Canada, on the other hand, is the odd man out, with the U.S. and Mexico taking aim at what they call trade-distorting policies on dairy.

Officials from the U.S. Dairy Export Council and National Milk Producers Federation met with representatives from Mexico’s dairy industry last week in Guadalajara for their second annual summit to expand on collaboration while preserving current trade.

Ensuring the free flow of dairy products, preserving existing market access and eliminating any possible barriers top the list of the two industries’ priorities.

“We want to strengthen our relationship as Mexico’s most trusted dairy trading partner so we can continue to work together for the benefit of dairy sectors on both sides of the border,” Tom Vilsack, USDEC President and CEO, said in a press release from Guadalajara.

“That goal is all the more essential given other nations’ efforts to pursue harmful and disruptive approaches to dairy trade with Mexico … ,” he said.

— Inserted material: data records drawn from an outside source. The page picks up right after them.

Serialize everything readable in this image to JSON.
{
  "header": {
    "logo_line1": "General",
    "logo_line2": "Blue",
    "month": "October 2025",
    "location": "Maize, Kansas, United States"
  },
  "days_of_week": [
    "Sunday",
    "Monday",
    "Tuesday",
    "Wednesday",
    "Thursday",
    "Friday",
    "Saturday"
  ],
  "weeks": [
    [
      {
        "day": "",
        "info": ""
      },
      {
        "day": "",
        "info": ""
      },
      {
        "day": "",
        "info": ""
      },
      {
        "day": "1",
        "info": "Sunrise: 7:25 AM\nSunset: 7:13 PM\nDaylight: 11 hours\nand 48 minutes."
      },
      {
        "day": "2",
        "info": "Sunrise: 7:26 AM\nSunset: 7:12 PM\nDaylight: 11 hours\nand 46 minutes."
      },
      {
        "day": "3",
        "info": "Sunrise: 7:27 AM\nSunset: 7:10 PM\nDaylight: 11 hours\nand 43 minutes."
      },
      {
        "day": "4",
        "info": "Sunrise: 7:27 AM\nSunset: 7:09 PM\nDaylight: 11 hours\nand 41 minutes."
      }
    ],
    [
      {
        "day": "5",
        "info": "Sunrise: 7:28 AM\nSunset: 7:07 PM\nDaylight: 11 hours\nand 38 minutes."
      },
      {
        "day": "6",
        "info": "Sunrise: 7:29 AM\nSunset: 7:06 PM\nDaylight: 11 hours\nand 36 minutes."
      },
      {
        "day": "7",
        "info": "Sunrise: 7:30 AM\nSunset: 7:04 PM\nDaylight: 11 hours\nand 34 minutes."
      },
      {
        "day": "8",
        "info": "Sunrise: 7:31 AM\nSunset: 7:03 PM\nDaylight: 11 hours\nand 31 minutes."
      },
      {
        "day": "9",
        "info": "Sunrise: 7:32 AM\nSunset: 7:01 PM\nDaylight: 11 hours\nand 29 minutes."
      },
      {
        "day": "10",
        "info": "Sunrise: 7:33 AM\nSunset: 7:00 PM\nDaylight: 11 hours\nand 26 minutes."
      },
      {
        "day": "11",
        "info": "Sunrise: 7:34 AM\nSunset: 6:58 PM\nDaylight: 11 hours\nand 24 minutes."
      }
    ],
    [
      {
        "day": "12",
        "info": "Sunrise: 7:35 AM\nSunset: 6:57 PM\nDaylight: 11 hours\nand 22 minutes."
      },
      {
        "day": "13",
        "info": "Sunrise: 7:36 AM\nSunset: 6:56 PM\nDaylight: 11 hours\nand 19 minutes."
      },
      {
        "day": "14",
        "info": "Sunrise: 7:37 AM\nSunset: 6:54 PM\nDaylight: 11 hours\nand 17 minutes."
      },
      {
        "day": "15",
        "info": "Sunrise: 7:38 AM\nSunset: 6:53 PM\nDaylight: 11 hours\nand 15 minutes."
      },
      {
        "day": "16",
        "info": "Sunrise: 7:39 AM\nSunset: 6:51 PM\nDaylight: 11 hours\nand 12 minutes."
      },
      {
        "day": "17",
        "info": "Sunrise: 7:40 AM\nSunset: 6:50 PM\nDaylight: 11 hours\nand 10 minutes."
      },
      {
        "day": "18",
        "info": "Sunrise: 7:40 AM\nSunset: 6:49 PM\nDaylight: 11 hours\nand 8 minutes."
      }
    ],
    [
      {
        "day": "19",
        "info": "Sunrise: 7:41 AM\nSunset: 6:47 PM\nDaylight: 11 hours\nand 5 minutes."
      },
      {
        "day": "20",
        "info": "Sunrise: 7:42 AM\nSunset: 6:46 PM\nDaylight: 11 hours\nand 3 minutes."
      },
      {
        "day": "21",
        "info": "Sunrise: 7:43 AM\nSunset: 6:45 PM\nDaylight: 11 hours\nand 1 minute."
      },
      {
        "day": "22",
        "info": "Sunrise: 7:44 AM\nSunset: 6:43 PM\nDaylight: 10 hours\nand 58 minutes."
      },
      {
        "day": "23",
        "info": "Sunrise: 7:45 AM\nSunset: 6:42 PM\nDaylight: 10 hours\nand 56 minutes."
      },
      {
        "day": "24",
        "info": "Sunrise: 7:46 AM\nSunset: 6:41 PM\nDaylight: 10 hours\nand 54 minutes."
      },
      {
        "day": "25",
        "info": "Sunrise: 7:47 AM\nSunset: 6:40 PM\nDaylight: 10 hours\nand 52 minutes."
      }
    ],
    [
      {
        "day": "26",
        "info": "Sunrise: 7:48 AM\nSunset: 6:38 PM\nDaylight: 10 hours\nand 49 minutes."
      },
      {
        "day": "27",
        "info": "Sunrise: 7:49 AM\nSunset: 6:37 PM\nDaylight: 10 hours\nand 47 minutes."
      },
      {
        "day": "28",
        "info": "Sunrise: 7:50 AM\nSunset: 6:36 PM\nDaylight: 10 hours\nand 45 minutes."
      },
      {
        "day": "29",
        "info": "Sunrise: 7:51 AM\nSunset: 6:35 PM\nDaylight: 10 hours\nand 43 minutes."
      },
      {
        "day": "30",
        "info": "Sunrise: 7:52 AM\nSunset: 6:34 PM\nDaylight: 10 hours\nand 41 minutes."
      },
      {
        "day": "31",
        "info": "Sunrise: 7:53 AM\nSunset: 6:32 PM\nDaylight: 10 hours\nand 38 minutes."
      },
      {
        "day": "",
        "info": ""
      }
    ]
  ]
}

Through direct negotiation with Mexico, the European Union is seeking to impose new barriers to dairy trade through the abuse of geographic indications to give itself exclusive use of common cheese names, such as asiago, gorgonzola and feta.

The industries agreed to continue working to defend common food names, especially with regard to bilateral trade agreements.

Canada is also disrupting dairy trade with a new milk-pricing system that dumps artificially low-cost milk powder in global markets. That scheme intentionally undercuts U.S. dairy protein exports to world markets and harms dairy producers in the U.S., Mexico and around the world by artificially lowering world market prices, said Jim Mulhern, NMPF president and CEO.

In addition, Canada has retained sky-high tariffs on dairy imports and has implemented other policies that hinder free trade between North American neighbors.

The industries agree they will strongly urge their respective governments to seek full inclusion of Canada’s dairy trade provisions within NAFTA and express their concern over that country’s new milk-pricing system.

“We are very pleased that our friends in Mexico have joined us in expressing opposition to the abusive attempts of the European Union to confiscate common food names, as well as the trade-distorting practices of Canada at a time when we are working to facilitate new opportunities throughout North America,” Mulhern said.

The industries also agreed to further technical discussions on the sanitation standards used by both nations to help dairy industry participants on both sides of the border better understand the rules and regulations that affect dairy trade between the two nations.

They also agreed to strengthen cooperation in terms of technological exchange and training in regard to milk production, quality and nutrition; continue to exchange developments in the dairy sector; and jointly promote dairy consumption in Mexico.